Do Vibe Coding aos Sistemas Verificados
A recente MasterClass de 50 páginas do Google sobre codificação de AI ilumina uma mudança crítica no desenvolvimento de software. Ela postula que o próprio modelo de AI representa apenas cerca de 10% dos resultados; os 90% restantes residem no "harness" — o contexto, as ferramentas e a verificação construídos em torno dele. Essa percepção ressalta que a codificação de AI é um espectro, não um interruptor binário.
Em uma extremidade está o Vibe Coding: prompting rápido e de baixo esforço com planejamento mínimo, validado por uma rápida verificação "parece funcionar?". Essa abordagem se destaca para proofs-of-concept ou exploração inicial, permitindo uma iteração rápida. No entanto, sua inerente falta de confiabilidade e verificação o tornam inadequado para software escalável e de nível de produção devido ao risco significativo.
Avançando no espectro, a codificação Structured AI-Assisted envolve prompts mais detalhados e verificações pontuais. O auge é a Agentic Engineering, que emprega um sistema projetado de recursos, fluxos de trabalho, especificações, avaliações automatizadas e portões de continuous integration (CI). Essa metodologia prioriza a repetibilidade e a confiabilidade, garantindo saídas robustas e verificáveis para sistemas complexos.

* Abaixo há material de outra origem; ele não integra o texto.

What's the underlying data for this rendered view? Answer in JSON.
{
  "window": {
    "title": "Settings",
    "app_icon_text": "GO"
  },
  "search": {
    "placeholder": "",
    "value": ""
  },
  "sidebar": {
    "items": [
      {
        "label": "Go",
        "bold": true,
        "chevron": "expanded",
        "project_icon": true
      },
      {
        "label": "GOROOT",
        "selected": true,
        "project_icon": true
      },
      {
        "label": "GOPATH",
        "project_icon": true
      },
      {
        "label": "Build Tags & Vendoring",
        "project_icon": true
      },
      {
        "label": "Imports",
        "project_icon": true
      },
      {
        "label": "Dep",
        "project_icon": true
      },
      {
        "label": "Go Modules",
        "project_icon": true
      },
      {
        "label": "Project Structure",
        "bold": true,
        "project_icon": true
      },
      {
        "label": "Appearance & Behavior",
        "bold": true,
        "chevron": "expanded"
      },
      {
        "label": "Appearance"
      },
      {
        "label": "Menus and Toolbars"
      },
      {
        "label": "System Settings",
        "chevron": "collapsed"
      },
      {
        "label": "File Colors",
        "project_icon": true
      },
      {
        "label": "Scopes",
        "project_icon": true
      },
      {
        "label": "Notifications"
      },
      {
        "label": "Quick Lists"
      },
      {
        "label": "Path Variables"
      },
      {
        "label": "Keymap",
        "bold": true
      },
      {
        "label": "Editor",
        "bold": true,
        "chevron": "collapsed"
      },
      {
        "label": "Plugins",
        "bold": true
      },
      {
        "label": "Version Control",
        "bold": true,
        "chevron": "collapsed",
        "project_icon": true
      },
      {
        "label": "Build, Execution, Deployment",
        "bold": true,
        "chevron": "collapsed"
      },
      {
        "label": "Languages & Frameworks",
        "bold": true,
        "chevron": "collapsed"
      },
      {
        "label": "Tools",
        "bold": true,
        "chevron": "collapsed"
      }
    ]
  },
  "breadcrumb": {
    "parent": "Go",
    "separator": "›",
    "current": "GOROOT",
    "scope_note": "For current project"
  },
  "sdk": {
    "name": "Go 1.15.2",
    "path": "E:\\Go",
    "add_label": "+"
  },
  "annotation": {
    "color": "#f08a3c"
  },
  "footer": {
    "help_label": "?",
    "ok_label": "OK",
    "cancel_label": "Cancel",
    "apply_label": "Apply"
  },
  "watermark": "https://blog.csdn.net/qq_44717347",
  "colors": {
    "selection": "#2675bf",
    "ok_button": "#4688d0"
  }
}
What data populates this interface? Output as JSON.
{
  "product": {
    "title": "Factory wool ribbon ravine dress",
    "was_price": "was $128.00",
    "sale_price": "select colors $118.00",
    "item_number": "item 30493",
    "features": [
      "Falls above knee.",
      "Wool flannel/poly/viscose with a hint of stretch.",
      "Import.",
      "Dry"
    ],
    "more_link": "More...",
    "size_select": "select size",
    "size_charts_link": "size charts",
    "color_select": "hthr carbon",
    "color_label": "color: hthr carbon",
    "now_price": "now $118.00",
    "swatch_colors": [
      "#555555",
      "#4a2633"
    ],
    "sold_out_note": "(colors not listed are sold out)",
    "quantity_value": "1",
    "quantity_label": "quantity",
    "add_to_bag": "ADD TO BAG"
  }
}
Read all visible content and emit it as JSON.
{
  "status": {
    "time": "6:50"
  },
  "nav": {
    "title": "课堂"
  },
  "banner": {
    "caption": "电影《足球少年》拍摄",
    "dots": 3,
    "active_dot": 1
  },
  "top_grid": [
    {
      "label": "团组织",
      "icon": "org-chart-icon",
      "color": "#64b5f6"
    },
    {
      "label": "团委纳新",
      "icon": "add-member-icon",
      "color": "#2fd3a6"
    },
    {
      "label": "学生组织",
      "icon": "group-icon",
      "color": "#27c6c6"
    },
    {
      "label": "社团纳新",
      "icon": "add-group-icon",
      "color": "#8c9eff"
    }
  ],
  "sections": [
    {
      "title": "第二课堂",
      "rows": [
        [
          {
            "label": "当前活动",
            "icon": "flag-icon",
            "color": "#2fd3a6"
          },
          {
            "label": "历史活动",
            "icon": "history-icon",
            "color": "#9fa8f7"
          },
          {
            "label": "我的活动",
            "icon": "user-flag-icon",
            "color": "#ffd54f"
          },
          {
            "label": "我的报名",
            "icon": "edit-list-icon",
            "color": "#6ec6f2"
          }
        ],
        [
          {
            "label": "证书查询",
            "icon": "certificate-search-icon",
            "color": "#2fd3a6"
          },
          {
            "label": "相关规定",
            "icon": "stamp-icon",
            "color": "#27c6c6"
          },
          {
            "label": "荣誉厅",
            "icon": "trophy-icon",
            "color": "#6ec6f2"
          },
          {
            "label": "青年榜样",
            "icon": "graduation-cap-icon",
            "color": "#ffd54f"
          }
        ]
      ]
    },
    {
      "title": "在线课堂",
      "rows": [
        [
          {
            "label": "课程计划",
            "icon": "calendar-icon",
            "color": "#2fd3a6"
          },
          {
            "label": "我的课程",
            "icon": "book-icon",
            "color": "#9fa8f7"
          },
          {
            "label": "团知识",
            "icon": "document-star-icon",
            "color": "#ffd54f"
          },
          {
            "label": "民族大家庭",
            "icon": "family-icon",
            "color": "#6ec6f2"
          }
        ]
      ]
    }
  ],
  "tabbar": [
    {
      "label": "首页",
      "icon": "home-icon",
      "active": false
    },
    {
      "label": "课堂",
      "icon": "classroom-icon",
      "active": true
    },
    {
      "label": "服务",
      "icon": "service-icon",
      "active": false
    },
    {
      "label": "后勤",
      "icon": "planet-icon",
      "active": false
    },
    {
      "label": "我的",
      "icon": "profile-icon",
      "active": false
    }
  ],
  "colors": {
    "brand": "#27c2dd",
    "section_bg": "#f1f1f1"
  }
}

Essa aceleração na implementação, de semanas para meros minutos ou horas, remodela o AI-driven Software Development Life Cycle (SDLC). Os principais gargalos agora residem nas extremidades: coleta de requisitos iniciais e validação final. Embora a AI acelere drasticamente a geração de código, a qualidade da especificação impulsionada por humanos e a verificação rigorosa tornam-se as novas restrições críticas para a produção de negócios.
A Regra dos 90%: Por Que o 'Harness' É Tudo
Focar no próprio Large Language Model (LLM) perde a visão geral. O recente playbook de 50 páginas do Google, destacado na MasterClass de Cole Medin, revela uma fórmula crítica para construir AI agents confiáveis: Agente = Modelo + Harness. O LLM escolhido representa aproximadamente 10% do desempenho de um agente.
Noventa por cento da eficácia de um agente deriva de seu harness. Isso não é abstrato; é a camada meticulosamente projetada que você constrói em torno do modelo. Ele define: - Contexto: Informações e restrições relevantes. - Ferramentas: Funções externas que o agente pode chamar. - Guardrails: Mecanismos de segurança e limites comportamentais. - Fluxos de trabalho de verificação: Testes e avaliações automatizadas que permitem a autocorreção.
Este conceito representa uma convergência em toda a indústria nas melhores práticas de agentic engineering. Empresas como a Anthropic articulam arquiteturas semelhantes, enfatizando o sistema circundante em detrimento do modelo fundamental. O harness é a camada que uma organização realmente controla e itera.
O desempenho do agente depende fundamentalmente do harness. Obsessão por melhorias marginais de LLM, enquanto se negligencia a engenharia de contexto robusta, a integração de ferramentas e a verificação rigorosa, é um desvio. O harness é onde a verdadeira confiabilidade e resultados repetíveis são forjados.
Você Não É um Condutor, Você É um Orquestrador
O papel do desenvolvedor está mudando fundamentalmente, passando de um condutor manual de código para um orquestrador de sistemas inteligentes e autônomos. Não se trata de escrever cada linha de lógica de aplicação; trata-se de projetar toda a "fábrica" AI-powered que gera, testa e refina o código de forma independente. Você não está mais apenas codificando; você está construindo o ambiente e a lógica operacional para AI agents.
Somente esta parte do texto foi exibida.